Lynch spent much of his early life in Carrog in northern Wales and obtained a degree at Bangor University. He has won a number of Eisteddfod Chairs, beginning with the Urdd National Eisteddfod Chair at Maesteg in 1979. His awdl was received so well that in 1980 he was lauded as "one of the great potentials of Welsh poetry".

==Career and research==

Lynch, however, became best known for his academic career and his scholarly work on Welsh literary history. In 1985, he became a Research Fellow at the University of Wales Centre for Advanced Welsh and Celtic Studies in Aberystwyth (1985-1990), moved to Swansea to become lecturer in Welsh and in 1995 returned to his alma mater (Bangor), where he was also appointed as lecturer in Welsh. In 2003 he became head of the Welsh Department at Bangor (2003-2006), and in 2005 was appointed to a professor's chair.

His scholarly contributions have focused on medieval and early modern Welsh poetry, notably that of the Gogynfeirdd or Poets of the Princes. He assisted J. E. Caerwyn Williams in preparing an edition of Gogynfeirdd poetry, the first to be published for Cyfres Beirdd y Tywysogion ('The Poets of the Princes series'), and made further contributions to the series. On the topic of prophecy in Welsh poetry, he has both led a research project (2002-2005) and read a paper in the 2004 J. E. Caerwyn and Gwen Williams Memorial Lecture. He is one of the editors of the Welsh Academy Encyclopaedia of Wales.

In 2001, Lynch published Cywion Nell, a Welsh adaptation of Robert Barnard's 1981 novel Mother's Boys.

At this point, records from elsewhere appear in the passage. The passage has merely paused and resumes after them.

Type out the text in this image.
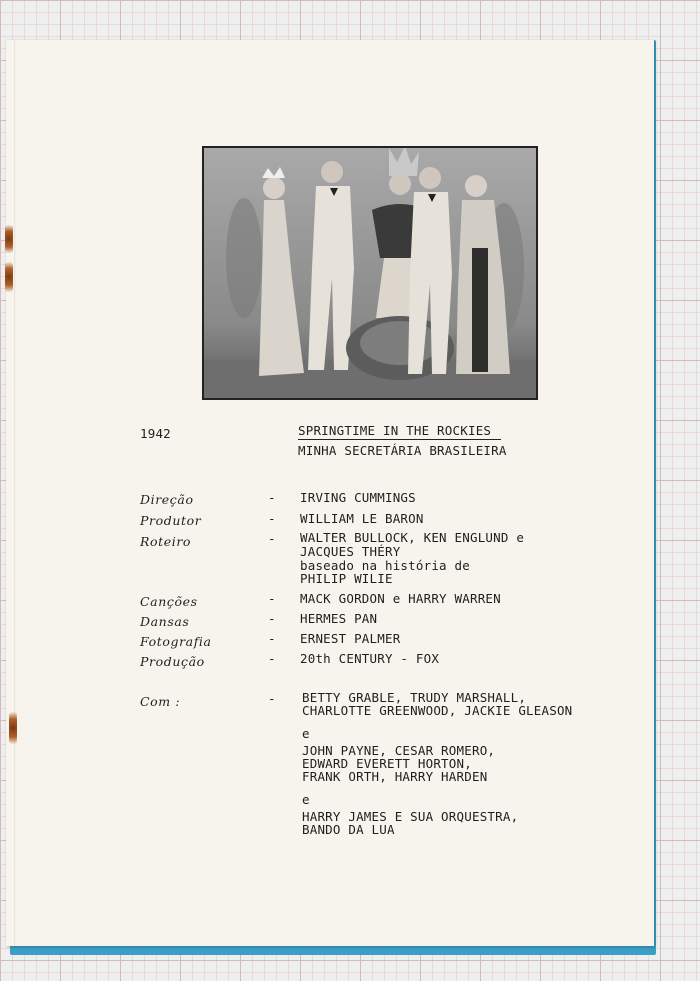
1942	SPRINGTIME IN THE ROCKIES
MINHA SECRETÁRIA BRASILEIRA
Direção	- IRVING CUMMINGS
Produtor	- WILLIAM LE BARON
Roteiro	- WALTER BULLOCK, KEN ENGLUND e
JACQUES THÉRY
baseado na história de
PHILIP WILIE
Canções	- MACK GORDON e HARRY WARREN
Dansas	- HERMES PAN
Fotografia	- ERNEST PALMER
Produção	- 20th CENTURY - FOX
Com :	- BETTY GRABLE, TRUDY MARSHALL,
CHARLOTTE GREENWOOD, JACKIE GLEASON
e
JOHN PAYNE, CESAR ROMERO,
EDWARD EVERETT HORTON,
FRANK ORTH, HARRY HARDEN
e
HARRY JAMES E SUA ORQUESTRA,
BANDO DA LUA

In 2016, Lynch was elected as a Fellow of the Learned Society of Wales.

==Selected works==
- Academic
- 1994. Ed., with J.E. Caerwyn Williams. Gwaith Meilyr Brydydd a'i Ddisgynyddion. Cyfres Beirdd y Tywysogion I. Cardiff: University of Wales Press.
- 2000. "Court Poetry, Power and Politics". In The Welsh King and his Court, ed. T.M. Charles–Edwards, et al. Cardiff: University of Wales Press. pp. 167–90.
- 2008. Ed. with John Davies, Nigel Jenkins and Menna Baines. The Welsh Academy Encyclopaedia of Wales. Cardiff: University of Wales Press. ISBN 978-0-7083-1953-6.
- 2007. Proffwydoliaeth a'r Syniad o Genedl. Bangor: University of Wales, Bangor. ISBN 978-1-84220-103-9

- Other
- 2001. Cywion Nell. ISBN 978-0-948469-71-8.